The CDC did suggest that booster shots be made available to:

  • Individuals 65 years or older and long-term care residents at least 6 months after the primary series under the FDA’s emergency use authorization (EAU).
  • Individuals 50-64 years old with underlying medical conditions at least 6 months after the primary series under the FDA’s EAU.
  • Individuals 18-49 years old with underlying medical conditions at least 6 months after the primary series under the FDA’s EAU.

That differs only slightly from what the FDA panel said on Wednesday.

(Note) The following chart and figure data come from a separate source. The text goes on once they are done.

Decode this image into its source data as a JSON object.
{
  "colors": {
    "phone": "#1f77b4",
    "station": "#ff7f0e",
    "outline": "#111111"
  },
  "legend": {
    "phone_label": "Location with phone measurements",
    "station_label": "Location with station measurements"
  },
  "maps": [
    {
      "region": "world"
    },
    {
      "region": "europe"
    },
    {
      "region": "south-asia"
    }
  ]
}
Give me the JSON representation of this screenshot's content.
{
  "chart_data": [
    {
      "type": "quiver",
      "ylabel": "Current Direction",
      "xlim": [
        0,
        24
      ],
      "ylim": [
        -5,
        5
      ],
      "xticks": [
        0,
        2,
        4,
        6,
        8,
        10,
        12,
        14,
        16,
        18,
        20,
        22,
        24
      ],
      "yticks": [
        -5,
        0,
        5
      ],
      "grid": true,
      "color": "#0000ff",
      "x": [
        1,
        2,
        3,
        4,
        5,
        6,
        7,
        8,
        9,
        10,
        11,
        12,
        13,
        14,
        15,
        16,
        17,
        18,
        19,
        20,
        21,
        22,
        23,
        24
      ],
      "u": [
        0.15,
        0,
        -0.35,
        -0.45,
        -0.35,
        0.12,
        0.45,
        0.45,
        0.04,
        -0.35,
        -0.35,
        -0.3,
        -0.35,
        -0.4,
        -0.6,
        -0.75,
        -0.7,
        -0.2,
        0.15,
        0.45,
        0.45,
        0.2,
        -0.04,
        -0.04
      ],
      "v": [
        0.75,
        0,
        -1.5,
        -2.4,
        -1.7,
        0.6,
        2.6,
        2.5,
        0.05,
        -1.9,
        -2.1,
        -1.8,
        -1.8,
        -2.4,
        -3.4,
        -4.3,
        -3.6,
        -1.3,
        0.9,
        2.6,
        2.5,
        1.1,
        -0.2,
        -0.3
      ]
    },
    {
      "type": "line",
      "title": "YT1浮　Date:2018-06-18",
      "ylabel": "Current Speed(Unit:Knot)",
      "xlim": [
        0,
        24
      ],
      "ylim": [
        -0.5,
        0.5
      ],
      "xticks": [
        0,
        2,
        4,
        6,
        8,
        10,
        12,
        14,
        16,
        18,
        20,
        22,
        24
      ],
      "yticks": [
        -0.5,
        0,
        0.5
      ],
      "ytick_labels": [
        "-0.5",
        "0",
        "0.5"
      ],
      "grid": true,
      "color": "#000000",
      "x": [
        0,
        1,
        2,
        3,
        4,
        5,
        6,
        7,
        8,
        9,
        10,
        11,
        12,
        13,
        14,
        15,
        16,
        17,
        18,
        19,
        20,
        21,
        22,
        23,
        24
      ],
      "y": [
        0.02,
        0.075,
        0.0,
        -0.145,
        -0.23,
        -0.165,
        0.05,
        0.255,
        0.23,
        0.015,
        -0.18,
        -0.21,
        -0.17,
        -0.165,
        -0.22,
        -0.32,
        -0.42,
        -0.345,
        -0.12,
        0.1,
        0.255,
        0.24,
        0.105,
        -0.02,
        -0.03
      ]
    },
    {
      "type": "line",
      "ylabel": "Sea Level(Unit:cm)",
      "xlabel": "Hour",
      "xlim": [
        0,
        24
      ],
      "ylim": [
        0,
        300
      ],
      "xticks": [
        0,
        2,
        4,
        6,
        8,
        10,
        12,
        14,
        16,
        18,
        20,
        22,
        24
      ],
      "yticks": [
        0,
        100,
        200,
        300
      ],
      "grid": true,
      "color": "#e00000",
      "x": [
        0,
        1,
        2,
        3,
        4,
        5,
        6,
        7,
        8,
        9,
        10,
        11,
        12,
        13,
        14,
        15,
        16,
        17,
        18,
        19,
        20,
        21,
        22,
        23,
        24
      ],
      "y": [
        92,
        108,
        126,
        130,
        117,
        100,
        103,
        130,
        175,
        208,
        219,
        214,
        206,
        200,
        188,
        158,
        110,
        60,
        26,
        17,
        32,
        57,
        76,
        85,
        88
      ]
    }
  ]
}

The FDA panel said that the booster shots should be made available to:

  • Individuals 65 or older.
  • Individuals 18 through 64 years old who are deemed at high risk for infection
  • Individuals 18 through 64 years old with jobs that put them at risk, such as health care workers.

Walensky said in her statement that “as CDC Director, it is my job to recognize where our actions can have the greatest impact. At CDC, we are tasked with analyzing complex, often imperfect data to make concrete recommendations that optimize health. In a pandemic, even with uncertainty, we must take actions that we anticipate will do the greatest good.”

Walensky’s statement echoes the statement issued Wednesday by Acting FDA Commissioner Janet Woodcock, MD. Woodcock said that “after considering the totality of the available scientific evidence and the deliberations of our advisory committee of independent, external experts, the FDA amended the EUA [emergency use authorization] for the Pfizer-BioNTech COVID-19 Vaccine to allow for a booster dose in certain populations such as health care workers, teachers and day care staff, grocery workers and those in homeless shelters or prisons, among others.”